To leave The Seamstress for a few days was agony because I am loving it, but I did and as quick as a flash there I was curled up with The Otterbury Incident, my original copy and gradually noticing that all the foxing of the pages was at little person's hand level, presumably mine.
The story recounted in The Otterbury Incident actually derived by Cecil Day Lewis from a French film of the 1940s A Nous Les Gosses, but relocated in post-war England where bomb sites provided an exciting part of the landscape for adventurous children, the black market was a fabulous source of intrigue for the child detectives and the post-war gung-ho battle re-enactments offered the staple of 1950s childhood play.
We were after all the generation of children exposed to a weekly Sunday afternoon dose of monochrome war glory as the films emerged that translated all the derring do into heroic and victorious encounters of courage and bravery, and with it came a steady stream of heros and heroines to emulate in play.
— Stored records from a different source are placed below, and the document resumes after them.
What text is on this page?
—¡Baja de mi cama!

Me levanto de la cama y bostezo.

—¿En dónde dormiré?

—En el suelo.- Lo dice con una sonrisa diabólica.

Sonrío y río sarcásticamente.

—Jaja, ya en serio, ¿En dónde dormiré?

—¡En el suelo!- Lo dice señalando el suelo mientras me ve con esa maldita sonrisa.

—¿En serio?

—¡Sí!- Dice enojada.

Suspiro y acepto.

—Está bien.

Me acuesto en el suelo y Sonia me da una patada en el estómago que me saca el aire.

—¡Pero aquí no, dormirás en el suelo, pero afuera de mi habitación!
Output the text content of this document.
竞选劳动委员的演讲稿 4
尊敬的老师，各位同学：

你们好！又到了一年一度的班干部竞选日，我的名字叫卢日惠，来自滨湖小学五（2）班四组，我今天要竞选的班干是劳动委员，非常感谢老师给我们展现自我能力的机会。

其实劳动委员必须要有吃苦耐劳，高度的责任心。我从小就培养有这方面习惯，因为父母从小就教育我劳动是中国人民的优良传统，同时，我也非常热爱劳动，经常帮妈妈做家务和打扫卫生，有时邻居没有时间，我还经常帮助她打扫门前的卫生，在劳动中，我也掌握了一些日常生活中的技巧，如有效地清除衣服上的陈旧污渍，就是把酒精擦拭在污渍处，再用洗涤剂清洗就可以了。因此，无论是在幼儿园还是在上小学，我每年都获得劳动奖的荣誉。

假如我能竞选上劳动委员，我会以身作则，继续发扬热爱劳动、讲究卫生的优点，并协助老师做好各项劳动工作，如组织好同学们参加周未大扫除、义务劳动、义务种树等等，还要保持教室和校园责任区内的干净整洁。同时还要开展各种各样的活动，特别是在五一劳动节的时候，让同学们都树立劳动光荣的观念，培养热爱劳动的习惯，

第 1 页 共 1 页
That said I don't remember playing at being Violette Szabo very often but Bookhound was heavily into Spitfires and Lancaster Bombers.
To this day he and I are often heard to remark on a cold, grey Sunday afternoon,
'I could just fancy watching The Dambusters...Reach for the Sky...633 Squadron'.
There will be a fanciful attempt at the theme music, bit of thumb and forefinger reversed over eyes for goggles stuff, some 'chocks away' and ' the Mohne Dam's gone Gibbo', then I'll say how I always cry when Guy throws the dog lead in the bin at the end and we'll be over it.
That's fifty years on so little wonder then that the boys (girls didn't really count) in The Otterbury Incident published in 1948 are taking it all so seriously as the rival gangs work out their ambushes, attacks and defensive tactics in the language of the war,
' When I give the word, this party will attack the tank with automatic weapon fire. Their objective will be to divert the attention of the tank-crew and the escorting troops from the main attack.'
And so power is again handed to the children as the boys regularly gather at The Incident, which now I remember was the name given to the bomb site but by the end of the book has also come to mean another Incident of far greater import as the boys track and corner whoever has stolen their hard-earned money. The money that was supposed to pay for the repair of the broken school window (football). The rallying signal is a whistled rendition of Lillibullero and when the two gangs merge to solve the crime and go into the final battle there is no messing about; airguns, dummy hand grenades and bows and arrows abound (is this where we got the idea?) and they beat each other black and blue for real.
The book was unputdownable again and this is still amazing me, Bookhound had read it as a child too and remembered far more than I did, but there was even more amazement to come.
How can I know someone for thirty four years and only just discover that while I was sedately learning to skip in an infant's school playground south of the River Thames, somewhere north of the river the six-year old Bookhound was being marched to the headteacher by the playground ladies.
Once in the presence he was advised that his gang actually had to disband because it had got too big and they were frightening the girls.
'What in heaven's name were you doing' I asked with some trepidation.
Apparently it was what we might now term a health and safety issue, joining hands in a great sweeping line across the width of the playground and then running full pelt the entire length, probably shouting geronimo or something, but bodies went flying and it had to stop.
'What did you do then' I asked.
'Picked flowers' he said...
Lest his leadership skills and courage be called into doubt he quickly added that he made membership cards for his next gang in the juniors, and this did involve ambushes and treacle bombs. Thankfully no fatalities but it must have been a close run thing.
This all leads me to believe that perhaps l was much safer south of the river chairing my PDSA Busy Bees club and saving milk bottle tops to turn into Guide Dogs and that thankfully my eventual meeting with Bookhound was still some sixteen years off.
Final word to Marcus Crouch in The Nesbit Tradition for a grown-up's verdict on The Otterbury Incident
'In the telling the absurd plot is given the illusion of realism by a skilful selection of details, and its improbabilities are masked by pace and brilliant timing..'
I'd have to add yet again... and the boundless limits of a childhood imagination, it all seemed perfectly plausible to me.